Sunday, February 17, 2013

#Turkey #Syria Predicament Ahmet Davutoglu attends a foreign ministers meeting ahead of the Organization of Islamic Cooperation (OIC) summit in Cairo


Turkey's Syria Predicament - Al-Monitor 

Turkey's Syria Predicament

Turkish Foreign Minister Ahmet Davutoglu attends a foreign ministers meeting ahead of the Organization of Islamic Cooperation (OIC) summit in Cairo, Feb. 4, 2013. (photo by REUTERS/Mohamed Abd El Ghany)
  
  


By: Cengiz Çandar for Al-Monitor Turkey Pulse. Posted on February 17.

READ IN TURKISH
Turkish Foreign Minister Ahmet Davutoglu in a joint press conference with the Greek Foreign Minister Dimitris Avramopoulos lambasted the European Union, United Nations and the international community, which means the United States and Europe. It was all about Syria.

Davutoglu said 70,000 people have died so far in Syria and ironically asked: “Does this have to reach 700,000 to take action?” He then appealed for “More pressure.”
This was a hopeless appeal. Who is going to take action?  EU? The U.N.? Undefined international community with no known sanction mechanisms?  Since none of them has not taken any action until now, why would they do now?

Doesn’t Davutoglu know that his appeal will fall on deaf ears? Of course he does. Therefore, we have to see his appeal not as actually seeking a result, but Turkey’s shifting the responsibility for the bloody panorama in Syria to the U.N. and the West after being harshly criticized by the Turkish public opinion for its Syria policy.
The Security Council couldn’t take any meaningful initiative on Syria because of the Russian and Chinese vetoes. There appears to be no reason for these two countries to change their positions today. To the contrary, one can even say that Russia is becoming a “”key nation” regarding the fate of Syria.
Forget about the EU, U.N. and the international community, which is the United States, ratcheting up their pressures, there is now a tendency to apply pressure toward having the opposition sit down at negotiation table with the regime.

The probability of "meeting with the regime" option that Turkey — in other words, Prime Minister Recep Tayyip Erdogan and Foreign Minister Davutoglu, that is the government — abhors is about to materialize. Syrian Foreign Minister Walid Muallem will soon travel to Moscow. There is also speculation that Moaz el-Khatib, the leader of the new opposition framework Syrian National Opposition and Revolutionary Forces Coalition formed at Doha in November 2012, will also be going to Moscow to meet Muallem.
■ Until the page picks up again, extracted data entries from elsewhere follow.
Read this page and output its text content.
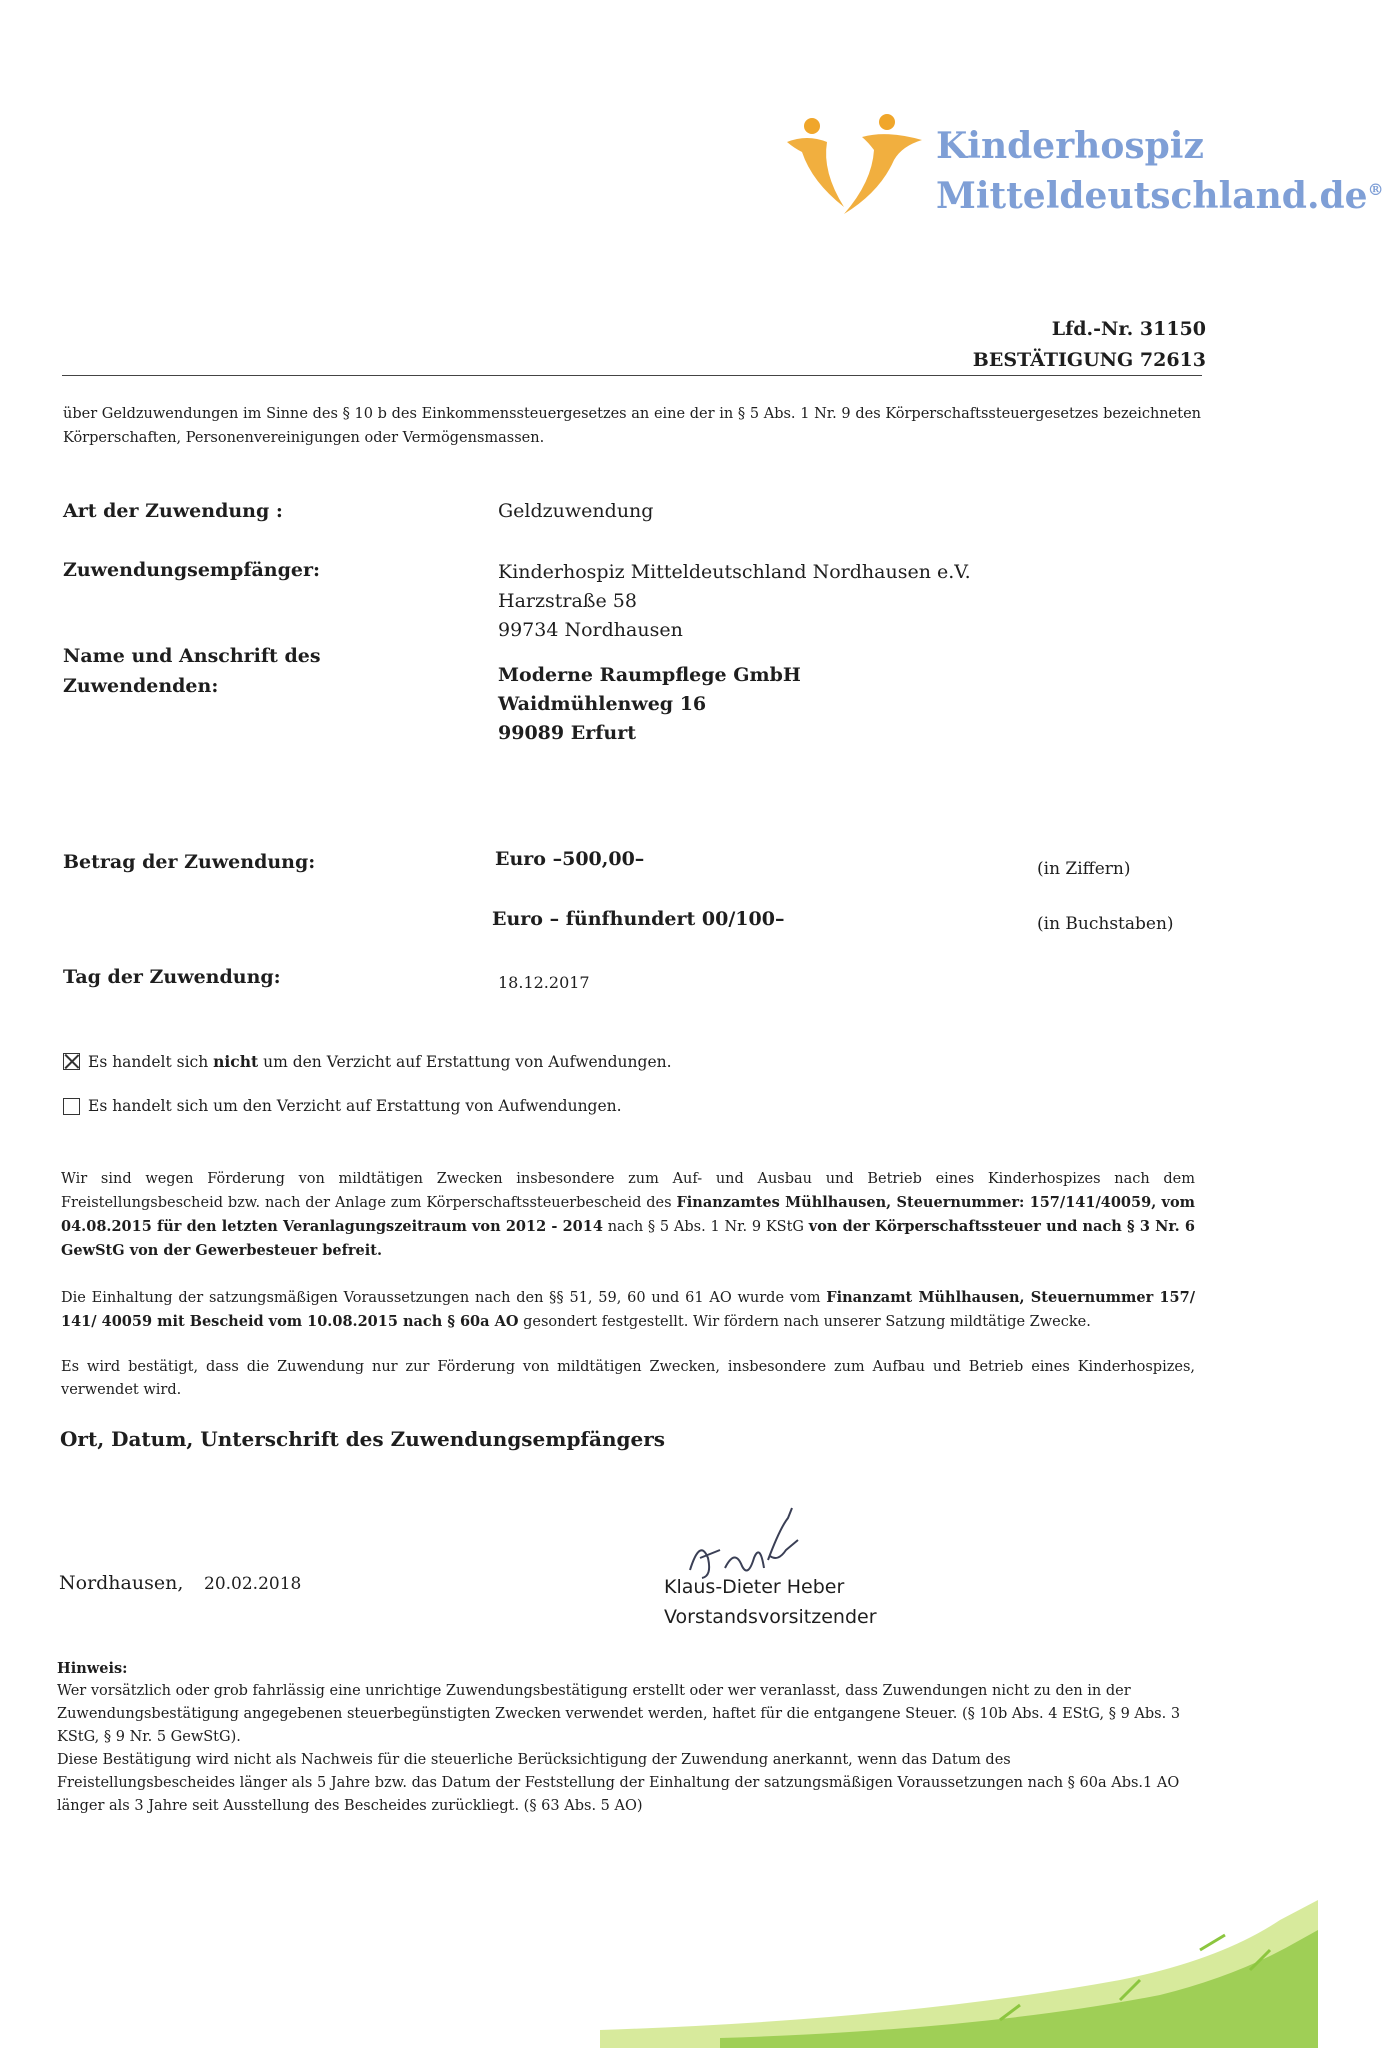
Kinderhospiz
Mitteldeutschland.de®
Lfd.-Nr. 31150
BESTÄTIGUNG 72613
über Geldzuwendungen im Sinne des § 10 b des Einkommenssteuergesetzes an eine der in § 5 Abs. 1 Nr. 9 des Körperschaftssteuergesetzes bezeichneten Körperschaften, Personenvereinigungen oder Vermögensmassen.
Art der Zuwendung :	Geldzuwendung
Zuwendungsempfänger:	Kinderhospiz Mitteldeutschland Nordhausen e.V.
Harzstraße 58
99734 Nordhausen
Name und Anschrift des
Zuwendenden:	Moderne Raumpflege GmbH
Waidmühlenweg 16
99089 Erfurt
Betrag der Zuwendung:	Euro –500,00–	(in Ziffern)
Euro – fünfhundert 00/100–	(in Buchstaben)
Tag der Zuwendung:	18.12.2017
Es handelt sich nicht um den Verzicht auf Erstattung von Aufwendungen.
Es handelt sich um den Verzicht auf Erstattung von Aufwendungen.
Wir sind wegen Förderung von mildtätigen Zwecken insbesondere zum Auf- und Ausbau und Betrieb eines Kinderhospizes nach dem Freistellungsbescheid bzw. nach der Anlage zum Körperschaftssteuerbescheid des Finanzamtes Mühlhausen, Steuernummer: 157/141/40059, vom 04.08.2015 für den letzten Veranlagungszeitraum von 2012 - 2014 nach § 5 Abs. 1 Nr. 9 KStG von der Körperschaftssteuer und nach § 3 Nr. 6 GewStG von der Gewerbesteuer befreit.
Die Einhaltung der satzungsmäßigen Voraussetzungen nach den §§ 51, 59, 60 und 61 AO wurde vom Finanzamt Mühlhausen, Steuernummer 157/ 141/ 40059 mit Bescheid vom 10.08.2015 nach § 60a AO gesondert festgestellt. Wir fördern nach unserer Satzung mildtätige Zwecke.
Es wird bestätigt, dass die Zuwendung nur zur Förderung von mildtätigen Zwecken, insbesondere zum Aufbau und Betrieb eines Kinderhospizes, verwendet wird.
Ort, Datum, Unterschrift des Zuwendungsempfängers
Nordhausen, 20.02.2018	Klaus-Dieter Heber
Vorstandsvorsitzender
Hinweis:
Wer vorsätzlich oder grob fahrlässig eine unrichtige Zuwendungsbestätigung erstellt oder wer veranlasst, dass Zuwendungen nicht zu den in der Zuwendungsbestätigung angegebenen steuerbegünstigten Zwecken verwendet werden, haftet für die entgangene Steuer. (§ 10b Abs. 4 EStG, § 9 Abs. 3 KStG, § 9 Nr. 5 GewStG).
Diese Bestätigung wird nicht als Nachweis für die steuerliche Berücksichtigung der Zuwendung anerkannt, wenn das Datum des Freistellungsbescheides länger als 5 Jahre bzw. das Datum der Feststellung der Einhaltung der satzungsmäßigen Voraussetzungen nach § 60a Abs.1 AO länger als 3 Jahre seit Ausstellung des Bescheides zurückliegt. (§ 63 Abs. 5 AO)
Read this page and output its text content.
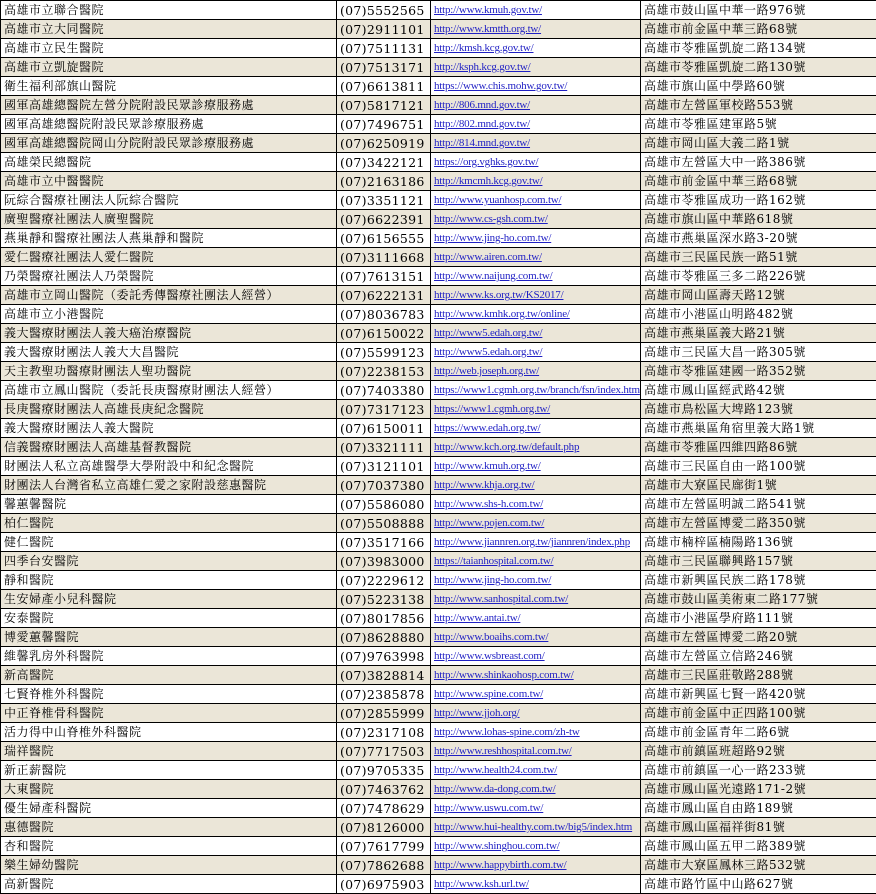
高雄市立聯合醫院	(07)5552565	http://www.kmuh.gov.tw/	高雄市鼓山區中華一路976號
高雄市立大同醫院	(07)2911101	http://www.kmtth.org.tw/	高雄市前金區中華三路68號
高雄市立民生醫院	(07)7511131	http://kmsh.kcg.gov.tw/	高雄市苓雅區凱旋二路134號
高雄市立凱旋醫院	(07)7513171	http://ksph.kcg.gov.tw/	高雄市苓雅區凱旋二路130號
衛生福利部旗山醫院	(07)6613811	https://www.chis.mohw.gov.tw/	高雄市旗山區中學路60號
國軍高雄總醫院左營分院附設民眾診療服務處	(07)5817121	http://806.mnd.gov.tw/	高雄市左營區軍校路553號
國軍高雄總醫院附設民眾診療服務處	(07)7496751	http://802.mnd.gov.tw/	高雄市苓雅區建軍路5號
國軍高雄總醫院岡山分院附設民眾診療服務處	(07)6250919	http://814.mnd.gov.tw/	高雄市岡山區大義二路1號
高雄榮民總醫院	(07)3422121	https://org.vghks.gov.tw/	高雄市左營區大中一路386號
高雄市立中醫醫院	(07)2163186	http://kmcmh.kcg.gov.tw/	高雄市前金區中華三路68號
阮綜合醫療社團法人阮綜合醫院	(07)3351121	http://www.yuanhosp.com.tw/	高雄市苓雅區成功一路162號
廣聖醫療社團法人廣聖醫院	(07)6622391	http://www.cs-gsh.com.tw/	高雄市旗山區中華路618號
燕巢靜和醫療社團法人燕巢靜和醫院	(07)6156555	http://www.jing-ho.com.tw/	高雄市燕巢區深水路3-20號
愛仁醫療社團法人愛仁醫院	(07)3111668	http://www.airen.com.tw/	高雄市三民區民族一路51號
乃榮醫療社團法人乃榮醫院	(07)7613151	http://www.naijung.com.tw/	高雄市苓雅區三多二路226號
高雄市立岡山醫院（委託秀傳醫療社團法人經營）	(07)6222131	http://www.ks.org.tw/KS2017/	高雄市岡山區壽天路12號
高雄市立小港醫院	(07)8036783	http://www.kmhk.org.tw/online/	高雄市小港區山明路482號
義大醫療財團法人義大癌治療醫院	(07)6150022	http://www5.edah.org.tw/	高雄市燕巢區義大路21號
義大醫療財團法人義大大昌醫院	(07)5599123	http://www5.edah.org.tw/	高雄市三民區大昌一路305號
天主教聖功醫療財團法人聖功醫院	(07)2238153	http://web.joseph.org.tw/	高雄市苓雅區建國一路352號
高雄市立鳳山醫院（委託長庚醫療財團法人經營）	(07)7403380	https://www1.cgmh.org.tw/branch/fsn/index.htm	高雄市鳳山區經武路42號
長庚醫療財團法人高雄長庚紀念醫院	(07)7317123	https://www1.cgmh.org.tw/	高雄市鳥松區大埤路123號
義大醫療財團法人義大醫院	(07)6150011	https://www.edah.org.tw/	高雄市燕巢區角宿里義大路1號
信義醫療財團法人高雄基督教醫院	(07)3321111	http://www.kch.org.tw/default.php	高雄市苓雅區四維四路86號
財團法人私立高雄醫學大學附設中和紀念醫院	(07)3121101	http://www.kmuh.org.tw/	高雄市三民區自由一路100號
財團法人台灣省私立高雄仁愛之家附設慈惠醫院	(07)7037380	http://www.khja.org.tw/	高雄市大寮區民廍街1號
馨蕙馨醫院	(07)5586080	http://www.shs-h.com.tw/	高雄市左營區明誠二路541號
柏仁醫院	(07)5508888	http://www.pojen.com.tw/	高雄市左營區博愛二路350號
健仁醫院	(07)3517166	http://www.jiannren.org.tw/jiannren/index.php	高雄市楠梓區楠陽路136號
四季台安醫院	(07)3983000	https://taianhospital.com.tw/	高雄市三民區聯興路157號
靜和醫院	(07)2229612	http://www.jing-ho.com.tw/	高雄市新興區民族二路178號
生安婦產小兒科醫院	(07)5223138	http://www.sanhospital.com.tw/	高雄市鼓山區美術東二路177號
安泰醫院	(07)8017856	http://www.antai.tw/	高雄市小港區學府路111號
博愛蕙馨醫院	(07)8628880	http://www.boaihs.com.tw/	高雄市左營區博愛二路20號
維馨乳房外科醫院	(07)9763998	http://www.wsbreast.com/	高雄市左營區立信路246號
新高醫院	(07)3828814	http://www.shinkaohosp.com.tw/	高雄市三民區莊敬路288號
七賢脊椎外科醫院	(07)2385878	http://www.spine.com.tw/	高雄市新興區七賢一路420號
中正脊椎骨科醫院	(07)2855999	http://www.jjoh.org/	高雄市前金區中正四路100號
活力得中山脊椎外科醫院	(07)2317108	http://www.lohas-spine.com/zh-tw	高雄市前金區青年二路6號
瑞祥醫院	(07)7717503	http://www.reshhospital.com.tw/	高雄市前鎮區班超路92號
新正薪醫院	(07)9705335	http://www.health24.com.tw/	高雄市前鎮區一心一路233號
大東醫院	(07)7463762	http://www.da-dong.com.tw/	高雄市鳳山區光遠路171-2號
優生婦產科醫院	(07)7478629	http://www.uswu.com.tw/	高雄市鳳山區自由路189號
惠德醫院	(07)8126000	http://www.hui-healthy.com.tw/big5/index.htm	高雄市鳳山區福祥街81號
杏和醫院	(07)7617799	http://www.shinghou.com.tw/	高雄市鳳山區五甲二路389號
樂生婦幼醫院	(07)7862688	http://www.happybirth.com.tw/	高雄市大寮區鳳林三路532號
高新醫院	(07)6975903	http://www.ksh.url.tw/	高雄市路竹區中山路627號
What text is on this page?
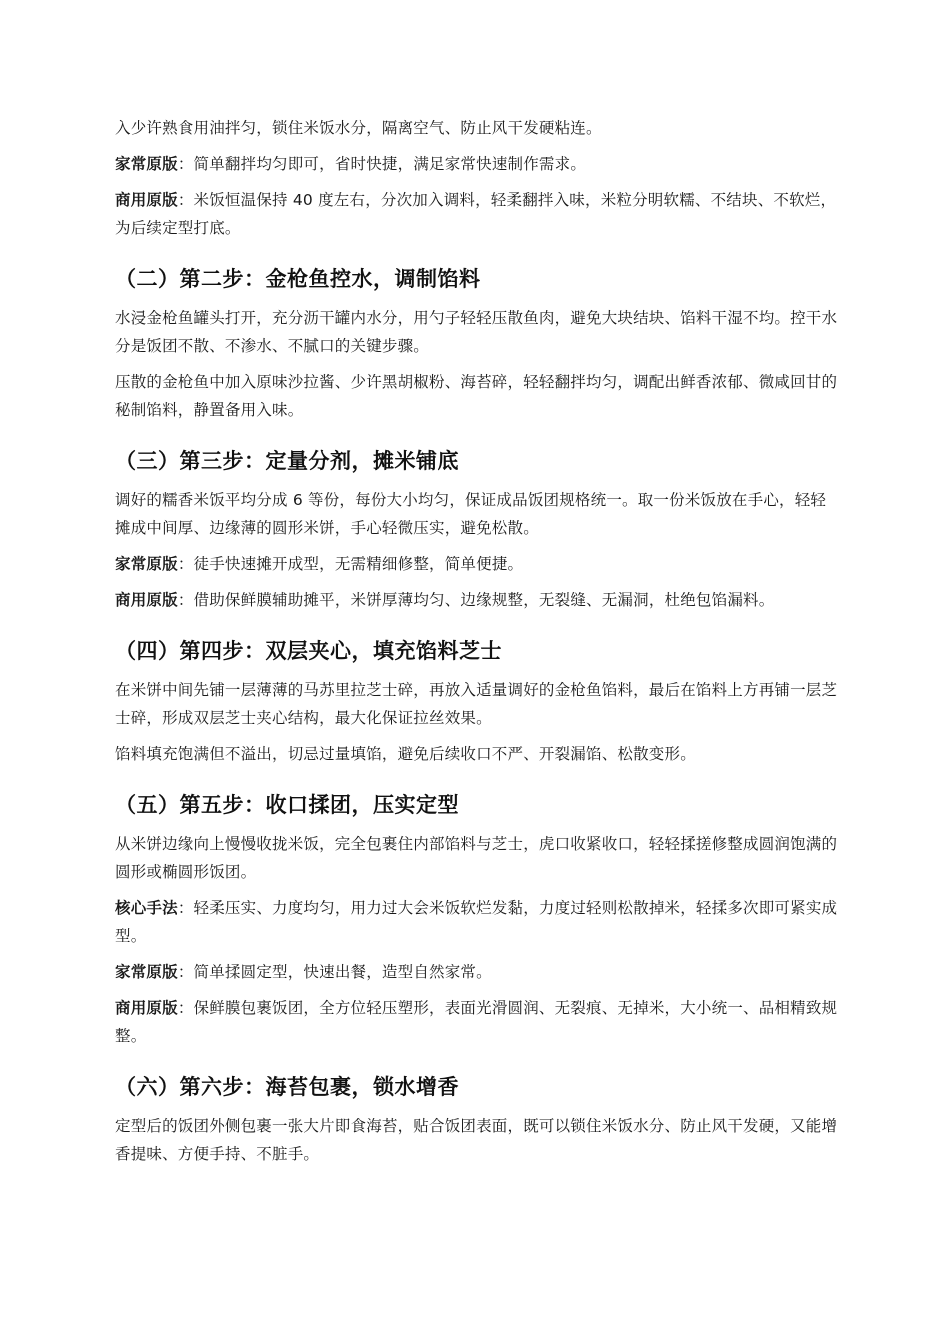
入少许熟食用油拌匀，锁住米饭水分，隔离空气、防止风干发硬粘连。

家常原版：简单翻拌均匀即可，省时快捷，满足家常快速制作需求。

商用原版：米饭恒温保持 40 度左右，分次加入调料，轻柔翻拌入味，米粒分明软糯、不结块、不软烂，为后续定型打底。

（二）第二步：金枪鱼控水，调制馅料

水浸金枪鱼罐头打开，充分沥干罐内水分，用勺子轻轻压散鱼肉，避免大块结块、馅料干湿不均。控干水分是饭团不散、不渗水、不腻口的关键步骤。

压散的金枪鱼中加入原味沙拉酱、少许黑胡椒粉、海苔碎，轻轻翻拌均匀，调配出鲜香浓郁、微咸回甘的秘制馅料，静置备用入味。

（三）第三步：定量分剂，摊米铺底

调好的糯香米饭平均分成 6 等份，每份大小均匀，保证成品饭团规格统一。取一份米饭放在手心，轻轻摊成中间厚、边缘薄的圆形米饼，手心轻微压实，避免松散。

家常原版：徒手快速摊开成型，无需精细修整，简单便捷。

商用原版：借助保鲜膜辅助摊平，米饼厚薄均匀、边缘规整，无裂缝、无漏洞，杜绝包馅漏料。

（四）第四步：双层夹心，填充馅料芝士

在米饼中间先铺一层薄薄的马苏里拉芝士碎，再放入适量调好的金枪鱼馅料，最后在馅料上方再铺一层芝士碎，形成双层芝士夹心结构，最大化保证拉丝效果。

馅料填充饱满但不溢出，切忌过量填馅，避免后续收口不严、开裂漏馅、松散变形。

（五）第五步：收口揉团，压实定型

从米饼边缘向上慢慢收拢米饭，完全包裹住内部馅料与芝士，虎口收紧收口，轻轻揉搓修整成圆润饱满的圆形或椭圆形饭团。

核心手法：轻柔压实、力度均匀，用力过大会米饭软烂发黏，力度过轻则松散掉米，轻揉多次即可紧实成型。

家常原版：简单揉圆定型，快速出餐，造型自然家常。

商用原版：保鲜膜包裹饭团，全方位轻压塑形，表面光滑圆润、无裂痕、无掉米，大小统一、品相精致规整。

（六）第六步：海苔包裹，锁水增香

定型后的饭团外侧包裹一张大片即食海苔，贴合饭团表面，既可以锁住米饭水分、防止风干发硬，又能增香提味、方便手持、不脏手。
Some time ago el-Khatib had conditionally said there could be negotiations with the regime and suggested Tunis, Cairo and Istanbul as possible venues for it. A short time after his suggestion, el-Khatib met with the Russian Foreign Minister Sergei Lavrov in Munich.
The most striking feature of Moaz el-Khatib’s remarks that aroused opposition ranks was the omission of Bashar al-Assad’s giving up power as a precondition of sitting down to negotiations with the regime.
Ankara wasn’t pleased with el-Khatib’s proposal. Until Moaz el-Khatib's name emerged and a new opposition structure was put together reportedly with Hillary Clinton’s initiative, the umbrella organization for the Syrian opposition was the  Syrian National Council established in Istanbul under Turkey’s auspices.  But even the SNC reacted strongly to the idea of sitting down with the regime before Assad’s departure.
The strongest reaction came from the  Jabhat al-Nusra, said to be associated with al-Qaeda, which is boosting its muscle power in the field by the day and is not a member of the SNC or the coalition. Jabhat al-Nusra’s commander in Aleppo issued a threat that those advocating negotiating with the regime will be eliminated.
That is why after the car bomb at Cilvegozu border crossing between Turkey-Syria, 60 km from Aleppo, that killed and wounded many, suspicions focused on the usual suspect of Damascus regime. But there were also those who said this was an internal account settling between Syrian opposition fractions.